During what likely was the final press conference of the last annual league meeting over which Tagliabue will preside, the commissioner said Wednesday afternoon he will almost certainly move aside by the July retirement date he set last week. There is, Tagliabue insisted, little chance that he will still be commissioner when the NFL kicks off the 2006 season.

But Tagliabue has promised to remain in office until a successor is elected and, his Wednesday protests aside, it might be a while yet before he gets around to the chore atop his wife's "to-do" list, unpacking the boxes in their new home in the Georgetown section of Washington, D.C.

Fact is, moving cardboard cartons around might be as close as the Taglibues get to true feng shui for a while.

"I don't see someone new being in place real quickly," said Indianapolis Colts owner Jim Irsay. "The job is to choose the absolutely right person, no matter how long that takes. And a lot of [owners] definitely have a lot of ideas on the profile of that person, or who it should be. If I was Paul, I wouldn't be planning much travel for the next few months. I don't think he's going anywhere yet."

Officially, the annual league meetings adjourned here without Tagliabue having settled on the committee that will lead the search for his replacement. Tagliabue said Wednesday the committee and its composition might not be announced until next week. But there were rumblings from some key owners Wednesday that the committee has, indeed, been formed, and could be announced by Friday afternoon.

The makeup of the committee, not surprisingly, has been much debated. And, coming on the heels of the recently concluded labor negotiations, there is some bilious carryover from that process. Some of the same elements that slowed the extension to the collective bargaining agreement, especially the intramural battle between the NFL's high- and low-revenue franchises, are yet festering. There are a lot of disparate groups seeking representation on the committee, because they want their causes championed in the process that will ultimately conclude with a new commissioner.

Tagliabue denied on Wednesday that the residual undercurrent of unrest will enter into the process, but some of the owners weren't so sure.

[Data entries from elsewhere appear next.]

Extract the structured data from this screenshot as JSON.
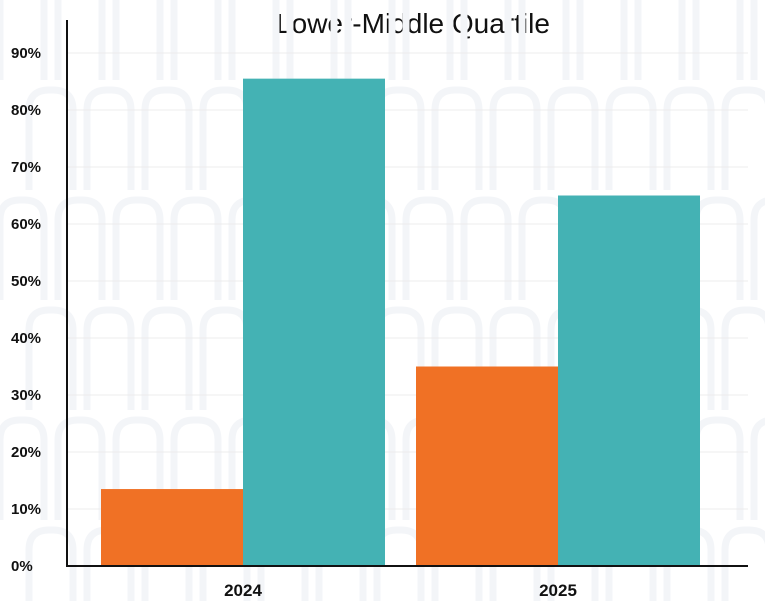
{
  "chart_data": {
    "type": "bar",
    "title": "Lower-Middle Quartile",
    "categories": [
      "2024",
      "2025"
    ],
    "series": [
      {
        "values": [
          13.5,
          35
        ],
        "color": "#f07125"
      },
      {
        "values": [
          85.5,
          65
        ],
        "color": "#44b2b4"
      }
    ],
    "ylim": [
      0,
      90
    ],
    "yticks": [
      0,
      10,
      20,
      30,
      40,
      50,
      60,
      70,
      80,
      90
    ],
    "ytick_suffix": "%",
    "grid": true,
    "legend": "none",
    "axis_color": "#111111",
    "grid_color": "#ececec"
  }
}
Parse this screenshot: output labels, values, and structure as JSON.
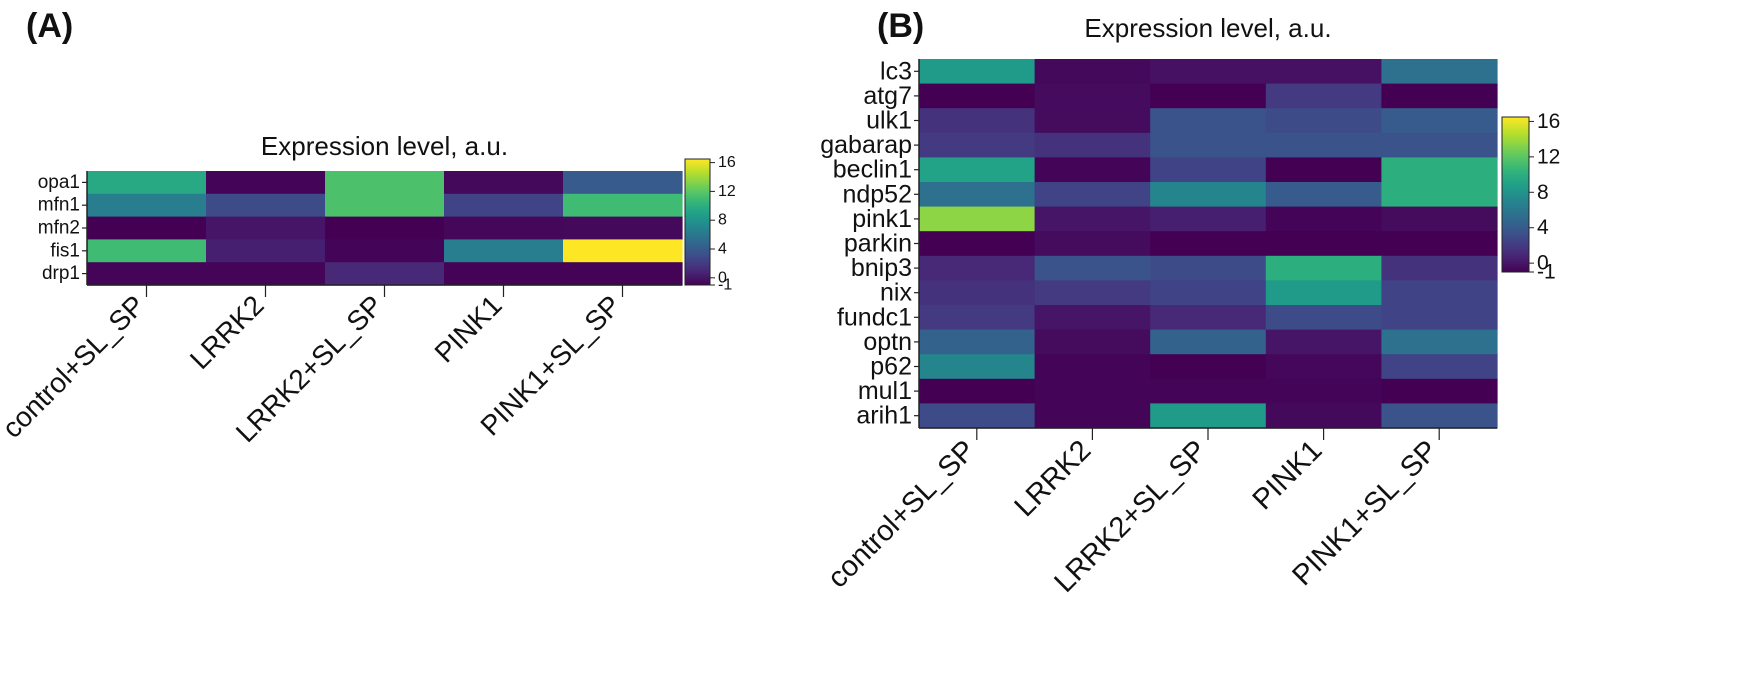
{
  "panel_a": {
    "label": "(A)"
  },
  "panel_b": {
    "label": "(B)"
  },
  "chart_data": [
    {
      "type": "heatmap",
      "title": "Expression level, a.u.",
      "rows": [
        "opa1",
        "mfn1",
        "mfn2",
        "fis1",
        "drp1"
      ],
      "columns": [
        "control+SL_SP",
        "LRRK2",
        "LRRK2+SL_SP",
        "PINK1",
        "PINK1+SL_SP"
      ],
      "values": [
        [
          9.5,
          -0.8,
          11.5,
          -0.6,
          4.0
        ],
        [
          6.5,
          3.0,
          11.5,
          2.5,
          11.0
        ],
        [
          -1.0,
          0.0,
          -1.0,
          -0.7,
          -0.6
        ],
        [
          11.0,
          0.5,
          -0.8,
          6.5,
          16.5
        ],
        [
          -0.8,
          -0.8,
          1.0,
          -0.9,
          -0.9
        ]
      ],
      "colorbar": {
        "min": -1,
        "max": 16.5,
        "ticks": [
          16,
          12,
          8,
          4,
          0,
          -1
        ]
      },
      "colormap": "viridis"
    },
    {
      "type": "heatmap",
      "title": "Expression level, a.u.",
      "rows": [
        "lc3",
        "atg7",
        "ulk1",
        "gabarap",
        "beclin1",
        "ndp52",
        "pink1",
        "parkin",
        "bnip3",
        "nix",
        "fundc1",
        "optn",
        "p62",
        "mul1",
        "arih1"
      ],
      "columns": [
        "control+SL_SP",
        "LRRK2",
        "LRRK2+SL_SP",
        "PINK1",
        "PINK1+SL_SP"
      ],
      "values": [
        [
          8.5,
          -0.6,
          -0.2,
          -0.2,
          5.5
        ],
        [
          -1.0,
          -0.5,
          -1.0,
          2.0,
          -1.0
        ],
        [
          1.5,
          -0.5,
          3.5,
          3.0,
          4.0
        ],
        [
          2.0,
          1.5,
          3.5,
          3.5,
          3.5
        ],
        [
          9.0,
          -0.8,
          2.5,
          -1.0,
          10.0
        ],
        [
          5.5,
          2.5,
          7.0,
          4.0,
          10.0
        ],
        [
          13.5,
          0.0,
          0.5,
          -0.8,
          -0.5
        ],
        [
          -1.0,
          -0.5,
          -1.0,
          -1.0,
          -1.0
        ],
        [
          1.0,
          3.5,
          3.0,
          10.0,
          1.5
        ],
        [
          1.5,
          2.0,
          2.5,
          8.5,
          2.5
        ],
        [
          2.0,
          0.0,
          1.0,
          3.0,
          2.5
        ],
        [
          4.5,
          -0.5,
          4.5,
          0.0,
          5.5
        ],
        [
          7.0,
          -0.8,
          -1.0,
          -0.7,
          2.5
        ],
        [
          -1.0,
          -0.8,
          -0.8,
          -0.8,
          -1.0
        ],
        [
          3.0,
          -0.8,
          8.5,
          -0.6,
          3.5
        ]
      ],
      "colorbar": {
        "min": -1,
        "max": 16.5,
        "ticks": [
          16,
          12,
          8,
          4,
          0,
          -1
        ]
      },
      "colormap": "viridis"
    }
  ]
}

"There's still some infighting," said one high-ranking official from a low-revenue franchise. "Everyone sees the [search] committee as their chance to have a voice in the future. It's a chance to have their interests advanced, to have a sense of advocacy, so the makeup of that committee is going to be key."

Certainly, Tagliabue comprehends the sensitive nature of the committee's composition, a group that he said Wednesday will be made up of 6-8 owners. But no matter how diligent Tagliabue is in formulating a search committee that he feels addresses everyone's agendas, there is no guarantee of success. And no guarantee his exit strategy will follow his blueprint.

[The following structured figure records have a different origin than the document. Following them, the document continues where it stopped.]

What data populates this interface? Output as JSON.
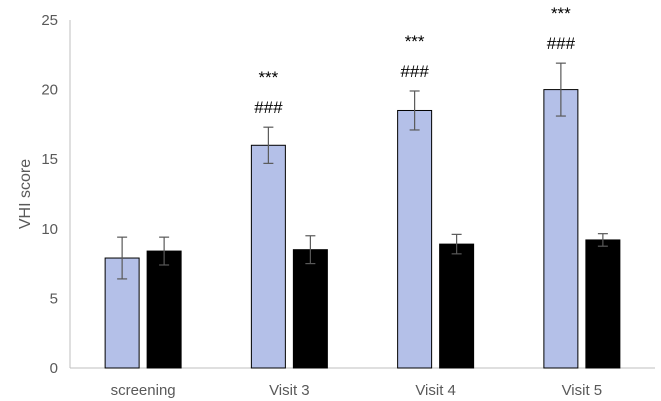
{
  "chart_data": {
    "type": "bar",
    "title": "",
    "xlabel": "",
    "ylabel": "VHI score",
    "ylim": [
      0,
      25
    ],
    "yticks": [
      0,
      5,
      10,
      15,
      20,
      25
    ],
    "grid": false,
    "categories": [
      "screening",
      "Visit 3",
      "Visit 4",
      "Visit 5"
    ],
    "series": [
      {
        "values": [
          7.9,
          16.0,
          18.5,
          20.0
        ],
        "errors": [
          1.5,
          1.3,
          1.4,
          1.9
        ],
        "color": "#b4c0e8"
      },
      {
        "values": [
          8.4,
          8.5,
          8.9,
          9.2
        ],
        "errors": [
          1.0,
          1.0,
          0.7,
          0.45
        ],
        "color": "#000000"
      }
    ],
    "annotations": [
      {
        "category": "Visit 3",
        "lines": [
          "***",
          "###"
        ]
      },
      {
        "category": "Visit 4",
        "lines": [
          "***",
          "###"
        ]
      },
      {
        "category": "Visit 5",
        "lines": [
          "***",
          "###"
        ]
      }
    ]
  }
}
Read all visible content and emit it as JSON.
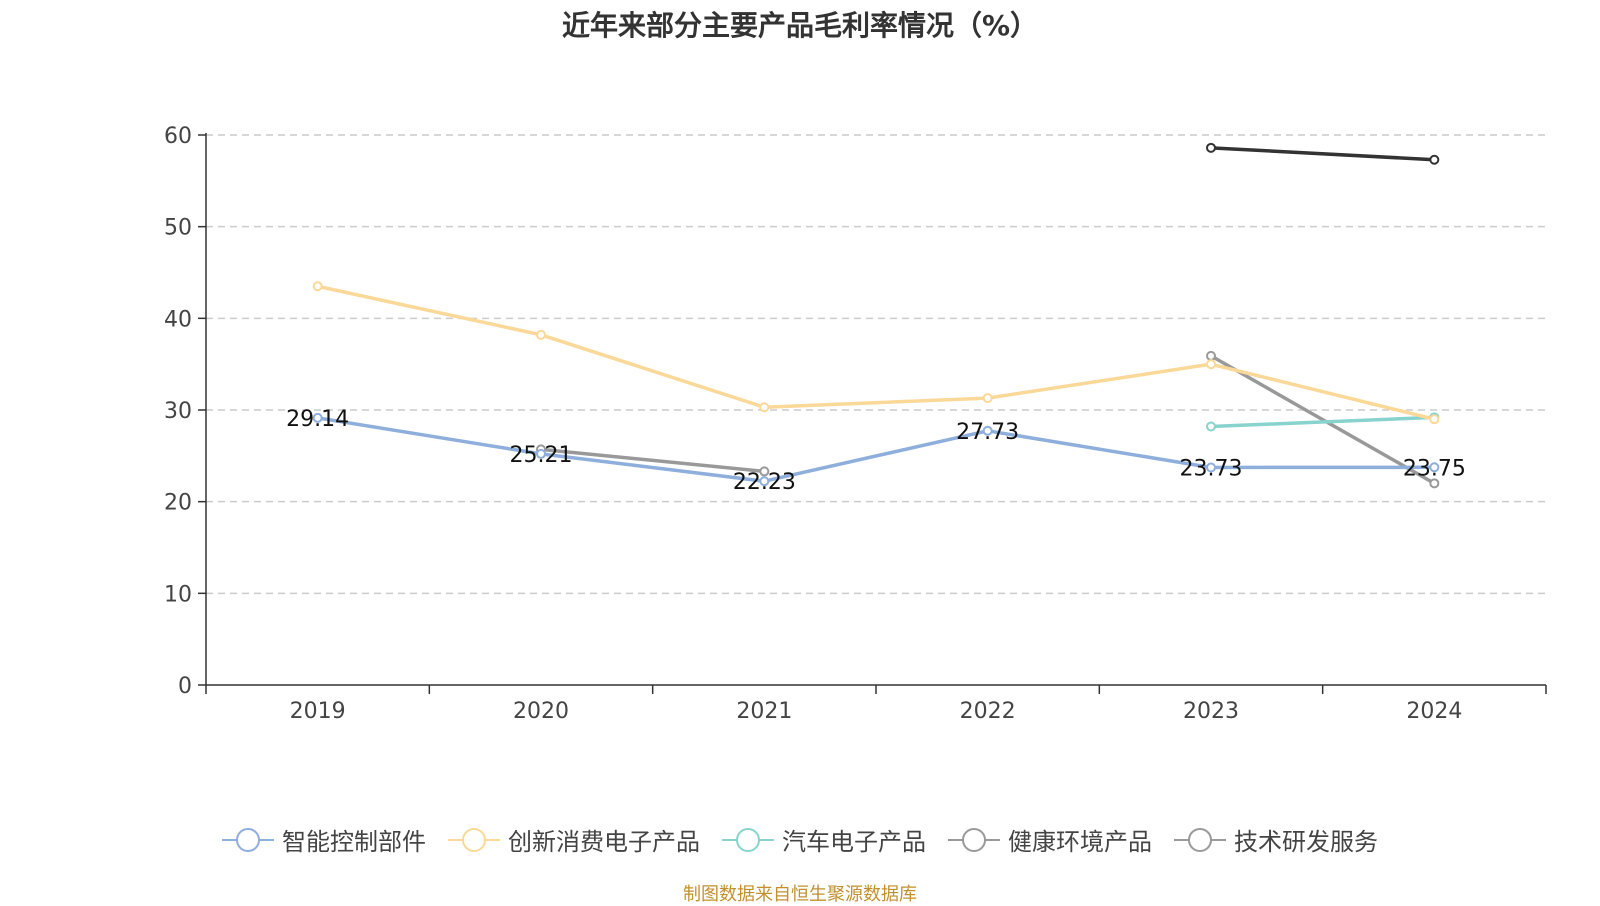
{
  "chart_data": {
    "type": "line",
    "title": "近年来部分主要产品毛利率情况（%）",
    "categories": [
      "2019",
      "2020",
      "2021",
      "2022",
      "2023",
      "2024"
    ],
    "ylim": [
      0,
      60
    ],
    "yticks": [
      0,
      10,
      20,
      30,
      40,
      50,
      60
    ],
    "grid": true,
    "legend_position": "bottom",
    "series": [
      {
        "name": "智能控制部件",
        "color": "#8eaedb",
        "values": [
          29.14,
          25.21,
          22.23,
          27.73,
          23.73,
          23.75
        ],
        "labels": [
          "29.14",
          "25.21",
          "22.23",
          "27.73",
          "23.73",
          "23.75"
        ]
      },
      {
        "name": "创新消费电子产品",
        "color": "#f9d898",
        "values": [
          43.5,
          38.2,
          30.3,
          31.3,
          35.0,
          29.0
        ],
        "labels": []
      },
      {
        "name": "汽车电子产品",
        "color": "#88d3cd",
        "values": [
          null,
          null,
          null,
          null,
          28.2,
          29.2
        ],
        "labels": []
      },
      {
        "name": "健康环境产品",
        "color": "#333333",
        "values": [
          null,
          null,
          null,
          null,
          58.6,
          57.3
        ],
        "labels": []
      },
      {
        "name": "技术研发服务",
        "color": "#999999",
        "values": [
          null,
          25.7,
          23.3,
          null,
          35.9,
          22.0
        ],
        "labels": []
      }
    ],
    "legend_styles": [
      {
        "color": "#8eaedb"
      },
      {
        "color": "#f9d898"
      },
      {
        "color": "#88d3cd"
      },
      {
        "color": "#999999"
      },
      {
        "color": "#999999"
      }
    ]
  },
  "source_text": "制图数据来自恒生聚源数据库"
}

Among the items addressed by the commissioner in closing the meetings on Wednesday afternoon was the likelihood that the NFL will play a game in China, probably in Beijing, in 2007, as part of the run-up to the 2008 Olympics in the country. Scheduling such a game might be the closest Tagliabue gets to Shanghai if the search for his successor takes as long as some owners think it will.

Said Irsay: "I know it's not Paul's preference, but it could be a long good-bye."

Len Pasquarelli is a senior NFL writer for ESPN.com.